The next activity was equally joyless. Students wrote letters to their future selves, describing in painstaking detail how they planned to achieve their goals. For instance, if they wanted to work in construction, they listed the tools they’d need to learn how to use.
“I found it the most discouraging and demoralizing thing,” Tyler said.
Now Tyler spends occasional afternoons sorting clothing donations for the school. She enjoys chatting with fellow volunteers and imagining the student who will be lucky enough to land, say, a sequined dress “with ruffles like wings.”
But for the most part, while her neighbors are gardening, beekeeping and painting ceramics, Tyler is writing.
She’s also gearing up for the publication of “Three Days in June.”

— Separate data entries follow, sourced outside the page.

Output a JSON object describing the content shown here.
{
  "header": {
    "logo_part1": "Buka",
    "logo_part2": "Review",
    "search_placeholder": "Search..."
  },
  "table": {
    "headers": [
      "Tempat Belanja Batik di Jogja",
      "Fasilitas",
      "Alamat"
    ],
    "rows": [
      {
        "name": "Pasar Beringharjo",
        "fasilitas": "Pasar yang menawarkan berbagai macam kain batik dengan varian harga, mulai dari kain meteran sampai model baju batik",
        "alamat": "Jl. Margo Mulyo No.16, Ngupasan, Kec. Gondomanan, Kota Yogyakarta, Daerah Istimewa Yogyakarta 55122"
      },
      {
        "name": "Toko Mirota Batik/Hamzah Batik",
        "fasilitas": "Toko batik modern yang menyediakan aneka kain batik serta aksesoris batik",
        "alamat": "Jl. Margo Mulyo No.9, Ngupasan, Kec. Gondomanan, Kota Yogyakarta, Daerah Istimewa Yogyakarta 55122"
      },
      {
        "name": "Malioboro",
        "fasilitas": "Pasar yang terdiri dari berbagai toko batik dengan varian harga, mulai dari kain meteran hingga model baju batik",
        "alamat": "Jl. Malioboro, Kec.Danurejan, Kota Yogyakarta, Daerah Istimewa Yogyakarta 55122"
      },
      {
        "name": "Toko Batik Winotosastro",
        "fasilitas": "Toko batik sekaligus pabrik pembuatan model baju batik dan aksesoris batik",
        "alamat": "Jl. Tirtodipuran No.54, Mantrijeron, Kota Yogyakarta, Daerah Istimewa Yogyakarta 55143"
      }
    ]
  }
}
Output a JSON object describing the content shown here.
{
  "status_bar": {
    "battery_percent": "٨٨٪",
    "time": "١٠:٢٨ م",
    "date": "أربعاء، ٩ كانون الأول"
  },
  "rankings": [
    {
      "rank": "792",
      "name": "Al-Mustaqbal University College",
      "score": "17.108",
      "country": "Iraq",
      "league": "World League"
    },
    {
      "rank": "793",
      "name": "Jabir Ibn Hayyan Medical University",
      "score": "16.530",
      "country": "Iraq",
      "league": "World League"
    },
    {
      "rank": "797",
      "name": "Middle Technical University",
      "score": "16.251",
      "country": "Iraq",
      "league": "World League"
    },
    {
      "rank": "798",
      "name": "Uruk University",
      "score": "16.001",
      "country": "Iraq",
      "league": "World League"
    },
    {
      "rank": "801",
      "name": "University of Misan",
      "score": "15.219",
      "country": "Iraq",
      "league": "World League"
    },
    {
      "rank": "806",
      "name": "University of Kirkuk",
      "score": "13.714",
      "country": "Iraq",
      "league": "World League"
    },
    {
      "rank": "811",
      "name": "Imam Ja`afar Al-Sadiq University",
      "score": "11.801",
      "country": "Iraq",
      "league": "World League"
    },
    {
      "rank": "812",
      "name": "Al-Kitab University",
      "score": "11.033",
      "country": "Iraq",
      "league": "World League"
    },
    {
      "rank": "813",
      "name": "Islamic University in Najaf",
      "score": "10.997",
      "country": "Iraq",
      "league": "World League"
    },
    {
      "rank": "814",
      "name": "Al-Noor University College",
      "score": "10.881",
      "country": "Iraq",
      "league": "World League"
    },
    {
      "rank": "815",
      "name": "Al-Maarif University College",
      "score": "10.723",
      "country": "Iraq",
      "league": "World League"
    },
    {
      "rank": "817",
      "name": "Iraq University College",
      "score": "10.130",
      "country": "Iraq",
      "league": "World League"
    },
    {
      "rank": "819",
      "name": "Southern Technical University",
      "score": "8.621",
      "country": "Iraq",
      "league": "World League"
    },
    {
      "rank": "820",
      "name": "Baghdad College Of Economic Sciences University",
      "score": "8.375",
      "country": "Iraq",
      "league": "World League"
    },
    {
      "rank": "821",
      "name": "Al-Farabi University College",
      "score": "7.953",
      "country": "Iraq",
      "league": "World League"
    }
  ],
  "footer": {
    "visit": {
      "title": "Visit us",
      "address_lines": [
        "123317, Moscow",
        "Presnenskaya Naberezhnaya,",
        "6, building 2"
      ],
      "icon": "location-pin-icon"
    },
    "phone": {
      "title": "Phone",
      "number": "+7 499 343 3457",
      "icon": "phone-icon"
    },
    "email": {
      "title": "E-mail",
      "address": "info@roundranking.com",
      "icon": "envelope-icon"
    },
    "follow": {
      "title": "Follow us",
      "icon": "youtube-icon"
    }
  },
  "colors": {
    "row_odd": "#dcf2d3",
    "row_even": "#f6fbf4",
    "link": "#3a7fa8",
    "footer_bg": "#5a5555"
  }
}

Clocking in at a trim 176 pages, the book follows a socially awkward divorced couple through the wedding of their only child. Of course it takes place in Baltimore. Tyler has lived there for most of her adult life, though she admitted that she doesn’t know the city as well as she used to.
Indeed Tyler’s recent books seem to be set in a time outside of time. They’re not old-fashioned, exactly, but young people are more formal than they should be, like they’re wearing collared shirts when might be more comfortable in sweats.
Still, parents and children hew to timeless patterns: Adoration, exasperation, connection, repeat. Tyler lights up the space between people, and shows how it feels to be on the outside looking in. This is her superpower (a word she’d reserve for Marvel characters), and it’s grown even stronger with age.
At the end of our visit, Tyler paused en route to her front door. She wanted to show me a framed drawing by Mitra Modarressi, her younger daughter, who has written and illustrated several books for children. The picture was from “Tumble Tower,” one they worked on together, and Tyler lingered over the details — a ball of yarn, a cat, the chaotic jumble of a kid’s room.
Then she disappeared into one of her own tidy bedrooms to grab my coat from a closet.
“I’ve thoroughly enjoyed talking with you,” Tyler said, holding the coat at precisely the right height while I slipped my arms inside. “I’m just sorry we had to talk about my writing.”